Bab 20. Diuji vs Diujo

202 33 16
                                    


 

Rasa lelah yang menyerang gadis berjilbab itu seketika hilang saat air dingin menyegarkan seluruh tubuhnya. Penatnya tak lagi terasa, pasca ritual mandi dan membersihkan diri usai.

Baru usai ia menjalankan ibadah salat isya, terdengar ketukan di pintu kamar.

“Dew, ada kiriman lagi. Makasih ya, aku juga dijatah. Makasih ya.”

Ucapan penuh haru terdengar. Tetangga kos Dewi memang bukanlah mereka para mahasiswi dari kampus elit di Solo. Bukan pula para pekerja di perusahaan besar. Ia memilih untuk mencari tempat kos murah yang bebas dihuni oleh siapapun. Satu bulannya ia hanya harus membayar dua ratus ribu rupiah, meski ada tambahan untuk iuran listrik dan air para penghuni.

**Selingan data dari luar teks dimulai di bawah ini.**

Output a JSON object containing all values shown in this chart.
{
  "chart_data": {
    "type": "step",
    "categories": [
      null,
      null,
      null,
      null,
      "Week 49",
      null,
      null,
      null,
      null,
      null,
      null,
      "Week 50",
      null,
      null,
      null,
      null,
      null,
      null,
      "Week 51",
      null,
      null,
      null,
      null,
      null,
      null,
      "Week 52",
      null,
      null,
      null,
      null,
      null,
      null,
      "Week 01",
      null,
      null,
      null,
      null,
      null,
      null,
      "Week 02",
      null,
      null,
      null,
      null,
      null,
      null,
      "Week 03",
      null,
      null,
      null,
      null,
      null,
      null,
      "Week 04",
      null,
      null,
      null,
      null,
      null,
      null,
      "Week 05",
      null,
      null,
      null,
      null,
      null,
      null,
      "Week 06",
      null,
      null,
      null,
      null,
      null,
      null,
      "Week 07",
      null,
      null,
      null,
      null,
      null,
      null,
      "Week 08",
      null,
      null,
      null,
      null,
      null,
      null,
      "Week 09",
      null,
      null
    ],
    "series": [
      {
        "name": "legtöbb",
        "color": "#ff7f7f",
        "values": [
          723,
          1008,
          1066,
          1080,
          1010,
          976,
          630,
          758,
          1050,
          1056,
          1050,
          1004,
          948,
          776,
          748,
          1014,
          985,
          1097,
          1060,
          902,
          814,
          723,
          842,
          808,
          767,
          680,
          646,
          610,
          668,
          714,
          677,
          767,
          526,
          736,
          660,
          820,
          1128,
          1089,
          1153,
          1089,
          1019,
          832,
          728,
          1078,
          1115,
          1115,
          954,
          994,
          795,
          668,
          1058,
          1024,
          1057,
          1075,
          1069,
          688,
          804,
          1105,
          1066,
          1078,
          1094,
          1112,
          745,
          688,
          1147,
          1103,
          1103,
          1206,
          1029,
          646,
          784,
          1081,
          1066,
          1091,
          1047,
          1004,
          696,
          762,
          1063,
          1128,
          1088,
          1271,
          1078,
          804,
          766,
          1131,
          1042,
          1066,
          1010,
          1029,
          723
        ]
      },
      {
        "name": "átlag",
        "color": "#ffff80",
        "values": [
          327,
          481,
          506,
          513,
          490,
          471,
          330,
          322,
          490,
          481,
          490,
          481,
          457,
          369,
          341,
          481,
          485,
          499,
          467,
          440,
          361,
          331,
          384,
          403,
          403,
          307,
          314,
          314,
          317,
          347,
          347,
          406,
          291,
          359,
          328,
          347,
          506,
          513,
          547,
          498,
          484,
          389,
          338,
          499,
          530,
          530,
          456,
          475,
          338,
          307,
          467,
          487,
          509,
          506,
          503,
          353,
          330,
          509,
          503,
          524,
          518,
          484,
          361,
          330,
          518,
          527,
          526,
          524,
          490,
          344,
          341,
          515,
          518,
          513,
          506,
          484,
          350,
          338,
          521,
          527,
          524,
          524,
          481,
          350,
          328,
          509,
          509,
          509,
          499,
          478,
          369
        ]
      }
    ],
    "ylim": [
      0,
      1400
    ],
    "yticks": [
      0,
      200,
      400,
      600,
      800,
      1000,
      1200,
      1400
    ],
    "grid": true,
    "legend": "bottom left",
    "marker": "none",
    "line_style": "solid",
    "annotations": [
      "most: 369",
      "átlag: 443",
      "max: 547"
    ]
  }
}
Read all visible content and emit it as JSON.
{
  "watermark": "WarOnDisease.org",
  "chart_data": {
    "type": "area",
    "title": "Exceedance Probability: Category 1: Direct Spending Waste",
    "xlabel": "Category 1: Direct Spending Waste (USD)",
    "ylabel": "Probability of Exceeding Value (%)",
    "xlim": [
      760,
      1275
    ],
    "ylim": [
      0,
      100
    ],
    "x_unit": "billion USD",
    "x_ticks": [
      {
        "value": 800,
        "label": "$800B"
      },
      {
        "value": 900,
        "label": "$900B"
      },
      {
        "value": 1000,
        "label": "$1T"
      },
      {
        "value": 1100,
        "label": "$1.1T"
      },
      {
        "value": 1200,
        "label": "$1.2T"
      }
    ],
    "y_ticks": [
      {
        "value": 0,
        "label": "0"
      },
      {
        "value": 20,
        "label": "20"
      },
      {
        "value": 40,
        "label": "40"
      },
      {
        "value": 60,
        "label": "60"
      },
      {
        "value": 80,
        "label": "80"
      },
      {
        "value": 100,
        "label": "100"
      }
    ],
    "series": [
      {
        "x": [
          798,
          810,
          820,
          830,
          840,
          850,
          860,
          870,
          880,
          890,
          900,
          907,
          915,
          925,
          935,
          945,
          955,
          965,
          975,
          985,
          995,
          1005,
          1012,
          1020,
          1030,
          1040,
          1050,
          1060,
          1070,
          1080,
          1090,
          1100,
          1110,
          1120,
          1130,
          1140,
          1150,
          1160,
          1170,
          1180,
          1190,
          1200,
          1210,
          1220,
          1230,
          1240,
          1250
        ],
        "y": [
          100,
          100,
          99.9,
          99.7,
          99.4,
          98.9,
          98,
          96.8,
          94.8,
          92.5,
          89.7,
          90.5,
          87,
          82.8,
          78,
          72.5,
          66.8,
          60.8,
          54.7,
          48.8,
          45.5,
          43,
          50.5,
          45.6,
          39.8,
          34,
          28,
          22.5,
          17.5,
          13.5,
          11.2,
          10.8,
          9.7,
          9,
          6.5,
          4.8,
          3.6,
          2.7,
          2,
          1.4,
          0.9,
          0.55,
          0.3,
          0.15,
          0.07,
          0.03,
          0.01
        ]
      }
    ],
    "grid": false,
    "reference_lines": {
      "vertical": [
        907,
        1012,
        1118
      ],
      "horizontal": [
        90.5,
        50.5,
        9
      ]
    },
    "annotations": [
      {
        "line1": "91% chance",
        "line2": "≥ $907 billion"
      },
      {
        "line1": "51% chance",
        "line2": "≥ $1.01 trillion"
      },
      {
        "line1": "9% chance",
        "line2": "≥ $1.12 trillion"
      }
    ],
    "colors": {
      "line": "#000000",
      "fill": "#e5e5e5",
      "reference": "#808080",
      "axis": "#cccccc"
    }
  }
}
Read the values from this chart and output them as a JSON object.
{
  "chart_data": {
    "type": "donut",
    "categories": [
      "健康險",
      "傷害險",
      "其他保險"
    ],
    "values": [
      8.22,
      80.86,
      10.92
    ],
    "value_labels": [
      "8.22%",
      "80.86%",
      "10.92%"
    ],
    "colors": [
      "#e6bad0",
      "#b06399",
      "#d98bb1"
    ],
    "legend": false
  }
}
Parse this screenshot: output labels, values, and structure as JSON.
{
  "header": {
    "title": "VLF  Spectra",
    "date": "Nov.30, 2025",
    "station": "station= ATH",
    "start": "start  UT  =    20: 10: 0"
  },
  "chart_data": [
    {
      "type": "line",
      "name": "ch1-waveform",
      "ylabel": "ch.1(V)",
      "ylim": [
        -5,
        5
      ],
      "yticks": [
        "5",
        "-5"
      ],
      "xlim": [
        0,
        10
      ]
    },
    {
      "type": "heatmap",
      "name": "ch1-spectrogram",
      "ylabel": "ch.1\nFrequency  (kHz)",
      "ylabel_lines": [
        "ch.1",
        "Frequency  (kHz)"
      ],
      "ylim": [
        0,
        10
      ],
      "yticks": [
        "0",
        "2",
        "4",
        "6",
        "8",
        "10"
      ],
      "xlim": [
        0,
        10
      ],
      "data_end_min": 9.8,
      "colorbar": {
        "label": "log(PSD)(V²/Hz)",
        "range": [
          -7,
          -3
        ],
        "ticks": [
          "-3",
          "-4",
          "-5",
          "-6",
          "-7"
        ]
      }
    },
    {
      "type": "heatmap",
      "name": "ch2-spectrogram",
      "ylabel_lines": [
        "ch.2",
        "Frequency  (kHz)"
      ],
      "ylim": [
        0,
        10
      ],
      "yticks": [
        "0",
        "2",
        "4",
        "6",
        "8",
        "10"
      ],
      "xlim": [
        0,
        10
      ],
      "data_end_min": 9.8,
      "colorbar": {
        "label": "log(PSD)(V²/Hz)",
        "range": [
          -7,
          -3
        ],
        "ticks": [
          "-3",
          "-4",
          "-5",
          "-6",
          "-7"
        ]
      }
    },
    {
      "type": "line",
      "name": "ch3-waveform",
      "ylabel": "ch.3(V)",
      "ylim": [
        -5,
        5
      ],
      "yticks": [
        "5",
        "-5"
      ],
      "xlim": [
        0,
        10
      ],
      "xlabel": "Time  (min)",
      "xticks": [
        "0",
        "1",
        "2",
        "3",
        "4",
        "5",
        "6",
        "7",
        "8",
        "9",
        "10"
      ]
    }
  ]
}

Dalam satu pekarangan, ada tujuh petak kamar kos. Lima kamar di bagian dalam, dihuni oleh anak-anak muda yang kadang berganti-ganti membawa pasangan. Dua kamar lain salah satunya dihuni oleh Dewi dan Shaffiyah, seorang janda cantik yang tinggal bersama putranya.

“Makasih Ummah Shaf. Amr udah bobok ya?”

“Udah, dia kecapekan tadi. Kiriman dari siapa sih? Ayang ya?”

Dewi tersenyum. “Enggak punya ayang. Nggak boleh ayang-ayangan kan, Ummah.”

Masyaallah, solihah. “

“Ummah, aku punya cemilan, temenin aku makan dong. Sekalian nyemil, Amr aman kan di kamar sendiri?”

Shaffiya mengangguk. “Aman kok, tenang aja. Dia kalau udah tidur susah bangunnya.”

Dewi mengeluarkan box makanannya. Beberapa sudah ia berikan pada Amr, putra Shaffiya, tetapi masih banyak lagi stok lain. Tidak pernah habis karena para petugas mini market itu bergantian datang mengiriminya kebutuhan sehari-hari dan cemilan.

“Orang tuamu pasti sayang banget ya, hampir tiap hari loh ada orang nganter beginian. Suruhan orang tuamu, kan?"

Dewi yang tengah menyuguhkan cemilan dan minuman kaleng tersenyum kecut. Shaffiya seolah tahu ada yang tidak beres di sana.

“Ini bukan kiriman dari orang tuaku, Ummah. Ini dari keluarga baruku, dari keluarga sahabatku. Mamaku sudah meninggal sejak aku umur lima dan ayah menikah lagi setahun setelahnya. Sejak saat itu, ayah yang awalnya masih pulang sebulan sekali perlahan menghilang. Yang awalnya menelpon setiap malam hari, perlahan tinggal kenangan.”

Shaffiya seketika merasa tidak enak hati. “Astagfirullah, Dew, maaf ya.”

Dewi menggeleng. “Nggak apa-apa, Ummah. Santai aja. Aku menerima semuanya dengan senang hati. Ini memang takdirku kok. Jadi, harus aku terima dengan ikhlas. Lagian, sebagai gantinya Allah mengirimkanku tetangga-tetangga serasa saudara. Sahabat-sahabat serasa kerabat. Rejeki yang belum tentu Allah beri pada makhluknya yang lain, kan? Aku beruntung karena ketidakberuntunganku.”

Shaffiya tersenyum pada tetangga barunya yang sudah ia anggap adik sendiri itu. “Kamu benar, Dew, kita harus selalu berpikir positif, kita harus selalu berprasangka baik pada apapun yang terjadi dalam hidup kita.”

“Ummah, aku boleh curhat nggak?”

“Cerita aja, aku siap jadi pendengar,” jawab wanita itu bijak.

“Aku ditawari posisi cukup penting di perusahaan. Tadi, aku dipanggil nemuin salah satu maanjer. Beliau mau aku jadi sekertarisnya tapi ....” Ucapan itu digantung oleh Dewi.

Ia seperti ragu mengutarakan apa yang tengah ia pikirkan.

“Kenapa?”

Wajah polos nan ayu  itu menatap sendu pada Shaffiya. “Beliau nyuruh aku lepas jilbab. Kontrak yang awalnya akan turun tanggal dua puluh satu nanti, sudah beliau sodorkan. Nominal gajinya juga dua kali lipat dari gaji yang kemarin diberitahukan oleh pihak manajemen. Aku juga nggak paham kenapa aku dapat perlakuan khusus. Tapi itu yang berat Ummah, aku harus lepas jilbab.”